Synchronization-induced flat bands in driven-dissipative dimer-waveguide chains

Abstract

Flat bands in driven-dissipative systems offer a route to engineer strongly localized, long-lived excitations, yet their selective population via incoherent pumping remains an open challenge. We study a one-dimensional chain of coupled lasing dimers arranged in a cross-stitch geometry and show that the synchronization regime of the individual dimers, controllable through pump intensity or inter-resonator distance, determines the character of the flat band hosted by the chain. In the in-phase (ferromagnetic) regime, the flat band appears as a subdominant, damped mode in the linear excitation spectrum. In the antiphase (antiferromagnetic) regime, by contrast, the dimers decouple and the flat band becomes the dominant, neutrally stable mode: it corresponds to an infinite family of Goldstone modes arising from the independent phase rotations of non-interacting dimers, and its compact localized states are directly observable in the noise response spectrum.

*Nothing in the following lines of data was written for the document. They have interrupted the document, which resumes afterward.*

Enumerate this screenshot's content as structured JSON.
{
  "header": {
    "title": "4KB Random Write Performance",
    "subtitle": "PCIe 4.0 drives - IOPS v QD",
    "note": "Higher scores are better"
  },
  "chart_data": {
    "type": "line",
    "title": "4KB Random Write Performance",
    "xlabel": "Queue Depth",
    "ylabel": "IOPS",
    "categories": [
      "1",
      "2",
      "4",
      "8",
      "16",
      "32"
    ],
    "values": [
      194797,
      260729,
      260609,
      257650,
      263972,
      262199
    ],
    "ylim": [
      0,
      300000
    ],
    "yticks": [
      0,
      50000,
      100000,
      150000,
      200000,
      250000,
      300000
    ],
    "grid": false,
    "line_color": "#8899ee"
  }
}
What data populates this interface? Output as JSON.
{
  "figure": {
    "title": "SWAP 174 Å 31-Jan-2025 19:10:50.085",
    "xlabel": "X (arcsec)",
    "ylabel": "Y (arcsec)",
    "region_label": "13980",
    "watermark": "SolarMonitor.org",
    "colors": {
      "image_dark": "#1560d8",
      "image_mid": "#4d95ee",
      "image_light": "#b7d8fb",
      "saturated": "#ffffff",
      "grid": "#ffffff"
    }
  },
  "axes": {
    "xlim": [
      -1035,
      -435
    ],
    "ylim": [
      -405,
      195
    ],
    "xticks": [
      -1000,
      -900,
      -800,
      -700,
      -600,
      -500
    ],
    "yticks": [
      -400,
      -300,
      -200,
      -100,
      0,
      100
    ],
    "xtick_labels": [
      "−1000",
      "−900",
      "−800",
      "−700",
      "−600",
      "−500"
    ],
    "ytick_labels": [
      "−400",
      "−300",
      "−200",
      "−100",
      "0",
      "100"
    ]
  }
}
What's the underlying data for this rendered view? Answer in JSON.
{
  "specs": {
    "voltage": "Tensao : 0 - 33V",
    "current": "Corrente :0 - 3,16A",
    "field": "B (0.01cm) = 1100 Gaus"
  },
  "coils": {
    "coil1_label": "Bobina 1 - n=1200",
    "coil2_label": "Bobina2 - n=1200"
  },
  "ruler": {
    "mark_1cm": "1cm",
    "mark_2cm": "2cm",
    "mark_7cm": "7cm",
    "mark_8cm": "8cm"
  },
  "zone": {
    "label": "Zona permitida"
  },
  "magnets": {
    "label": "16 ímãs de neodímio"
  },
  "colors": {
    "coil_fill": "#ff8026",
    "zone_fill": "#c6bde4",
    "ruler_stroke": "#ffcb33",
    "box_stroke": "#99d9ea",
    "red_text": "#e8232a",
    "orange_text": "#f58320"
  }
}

Switching between these two regimes via pump control constitutes a pump-induced phase transition of the lasing lattice. Our results establish synchronization engineering as a practical mechanism for selective flat-band population in driven-dissipative optical systems, and open new avenues for studying flat-band physics, including nonlinear effects, Fano resonances, and excitation coherence in experimentally accessible laser and polariton platforms.